In the morning: coffee, Concerta 54mg, B-12, krill oil, monolaurin.

Another dose of caffeine in the afternoon: coffee if I’m being good, soda if I’m not.

At dinner, B-12 and monolaurin again.

I eat regular meals and try not to hit the vending machine too much.

I’ve also been going to yoga class twice a week for ninety minutes, and usually do a few minutes each day, just to stretch out my back.  I’m also an amateur Buddhist, and have been reading texts on mindfulness again and meditating.  Those practices are usually the groundwork for good mind/body stuff.

(As an aside, my favorite Buddhist writer is Pema Chodron.  In the recent book I’m reading, she recommends having some sort of reminder to pause and be aware of breath.  I use Google Calendar for everything, and I do hundreds of appointments with students each semester.  For every appointment, Google pops up a reminder for me, which lately has been annoying, until I took her advice.  Every time I get a Google reminder, I pause and stare at the word OK and count three full breaths.  It’s a silly little practice, but it has the effect of centering my mind, a mini-meditation before I talk to a student.)

It’s hard to know what’s essential, what affects mood exactly.  My short list is meds, exercise, food, sunlight, caffeine, alcohol, meditation, allergens, atmospheric pressure, working environment, positive feedback, finances, bodily pain, digestion, writing, reading, relationships, holidays, phone calls, and le Tour de France.  I love July, for example, because it has sunlight, good pay, my birthday, and that bike race with the fancy name.

I tend to think that therapies or interventions work on three different areas: physiology, environment, and psychology.  For example, drugs work on brain chemistry, accommodations work on the environment, and talk therapy or mindfulness works on the thinking.  All these things intertwine to make a person, and none by itself makes a whole person.  I spent many years in talk therapy and put many things to rest, but never addressed the core issues, never understood why I kept doing things counter to my logical self interest. I spent many more years trying to force myself into roles that I thought I should occupy, given the way I read the environment.  The real need was to fit in, instead of making my own way.

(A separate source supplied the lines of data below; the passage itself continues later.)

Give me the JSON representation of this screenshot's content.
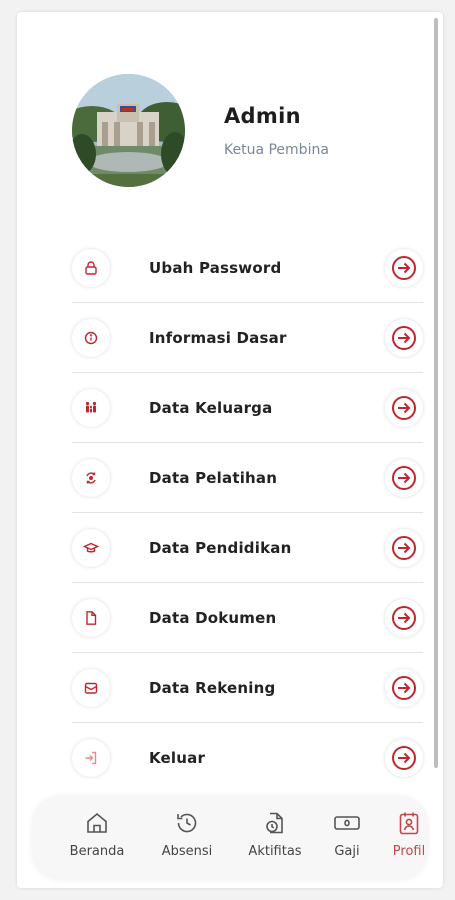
{
  "profile": {
    "name": "Admin",
    "role": "Ketua Pembina"
  },
  "menu": {
    "items": [
      {
        "label": "Ubah Password",
        "icon": "lock-icon"
      },
      {
        "label": "Informasi Dasar",
        "icon": "info-icon"
      },
      {
        "label": "Data Keluarga",
        "icon": "family-icon"
      },
      {
        "label": "Data Pelatihan",
        "icon": "training-icon"
      },
      {
        "label": "Data Pendidikan",
        "icon": "graduation-cap-icon"
      },
      {
        "label": "Data Dokumen",
        "icon": "document-icon"
      },
      {
        "label": "Data Rekening",
        "icon": "wallet-icon"
      },
      {
        "label": "Keluar",
        "icon": "logout-icon"
      }
    ],
    "arrow_icon": "arrow-right-circle-icon"
  },
  "nav": {
    "items": [
      {
        "label": "Beranda",
        "icon": "home-icon",
        "active": false
      },
      {
        "label": "Absensi",
        "icon": "history-icon",
        "active": false
      },
      {
        "label": "Aktifitas",
        "icon": "activity-icon",
        "active": false
      },
      {
        "label": "Gaji",
        "icon": "money-icon",
        "active": false
      },
      {
        "label": "Profil",
        "icon": "profile-icon",
        "active": true
      }
    ]
  },
  "colors": {
    "accent": "#c0272d",
    "accent_soft": "#c0474b",
    "text": "#222222",
    "muted": "#7a879a"
  }
}
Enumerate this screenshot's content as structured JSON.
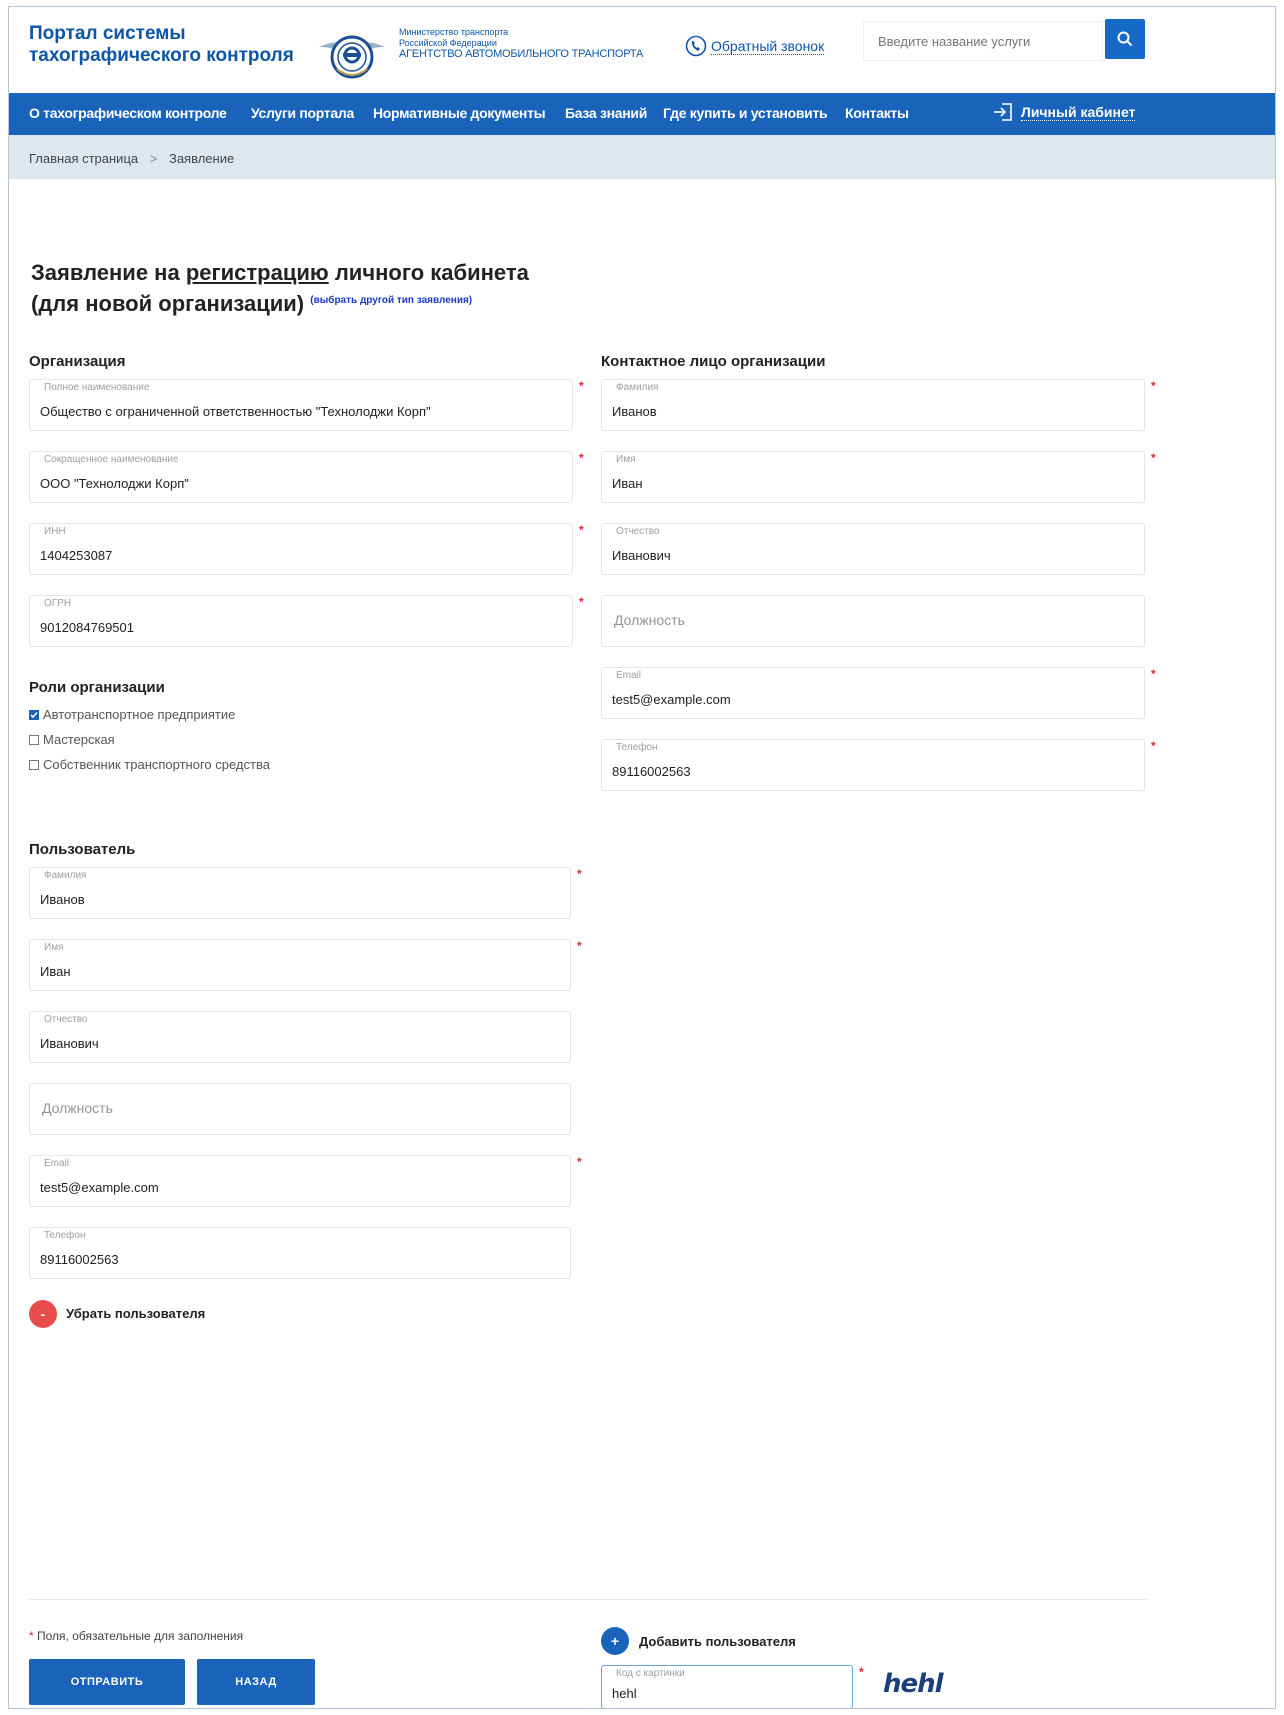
{
  "header": {
    "portal_title_line1": "Портал системы",
    "portal_title_line2": "тахографического контроля",
    "ministry_line1": "Министерство транспорта",
    "ministry_line2": "Российской Федерации",
    "agency": "АГЕНТСТВО АВТОМОБИЛЬНОГО ТРАНСПОРТА",
    "callback_label": "Обратный звонок",
    "search_placeholder": "Введите название услуги"
  },
  "nav": {
    "items": [
      {
        "label": "О тахографическом контроле"
      },
      {
        "label": "Услуги портала"
      },
      {
        "label": "Нормативные документы"
      },
      {
        "label": "База знаний"
      },
      {
        "label": "Где купить и установить"
      },
      {
        "label": "Контакты"
      }
    ],
    "cabinet_label": "Личный кабинет"
  },
  "breadcrumb": {
    "home": "Главная страница",
    "separator": ">",
    "current": "Заявление"
  },
  "page": {
    "title_pre": "Заявление на ",
    "title_link": "регистрацию",
    "title_post": " личного кабинета",
    "title_line2": "(для новой организации)",
    "switch_type": "(выбрать другой тип заявления)"
  },
  "organization": {
    "heading": "Организация",
    "full_name": {
      "label": "Полное наименование",
      "value": "Общество с ограниченной ответственностью \"Технолоджи Корп\""
    },
    "short_name": {
      "label": "Сокращенное наименование",
      "value": "ООО \"Технолоджи Корп\""
    },
    "inn": {
      "label": "ИНН",
      "value": "1404253087"
    },
    "ogrn": {
      "label": "ОГРН",
      "value": "9012084769501"
    }
  },
  "roles": {
    "heading": "Роли организации",
    "items": [
      {
        "label": "Автотранспортное предприятие",
        "checked": true
      },
      {
        "label": "Мастерская",
        "checked": false
      },
      {
        "label": "Собственник транспортного средства",
        "checked": false
      }
    ]
  },
  "contact": {
    "heading": "Контактное лицо организации",
    "surname": {
      "label": "Фамилия",
      "value": "Иванов"
    },
    "name": {
      "label": "Имя",
      "value": "Иван"
    },
    "patronymic": {
      "label": "Отчество",
      "value": "Иванович"
    },
    "position": {
      "placeholder": "Должность"
    },
    "email": {
      "label": "Email",
      "value": "test5@example.com"
    },
    "phone": {
      "label": "Телефон",
      "value": "89116002563"
    }
  },
  "user": {
    "heading": "Пользователь",
    "surname": {
      "label": "Фамилия",
      "value": "Иванов"
    },
    "name": {
      "label": "Имя",
      "value": "Иван"
    },
    "patronymic": {
      "label": "Отчество",
      "value": "Иванович"
    },
    "position": {
      "placeholder": "Должность"
    },
    "email": {
      "label": "Email",
      "value": "test5@example.com"
    },
    "phone": {
      "label": "Телефон",
      "value": "89116002563"
    },
    "remove_label": "Убрать пользователя",
    "remove_symbol": "-"
  },
  "footer": {
    "required_star": "*",
    "required_note": " Поля, обязательные для заполнения",
    "add_user_label": "Добавить пользователя",
    "add_symbol": "+",
    "captcha": {
      "label": "Код с картинки",
      "value": "hehl",
      "image_text": "hehl"
    },
    "submit_label": "ОТПРАВИТЬ",
    "back_label": "НАЗАД"
  },
  "colors": {
    "brand_blue": "#1a63bb",
    "required_red": "#e0262b",
    "remove_red": "#e84c4c"
  }
}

Le tour de France 2007 - Waregem

Le tour de France 2007 – Waregem (Photo credit: Wikipedia)

These last two days I’ve been productive, resilient, positive, and not so worrisome.  I’m also not having those deep existential night fears about dying; that’s my litmus test for good mind.  If I think about mortality and its inevitability, and I get that sort of down-to-my-toes terror, then I’m in a bad way. If I think about it and convince myself it’s not going to happen, then I’m in denial. If I think about it and feel equanimity, then I am in a sane way.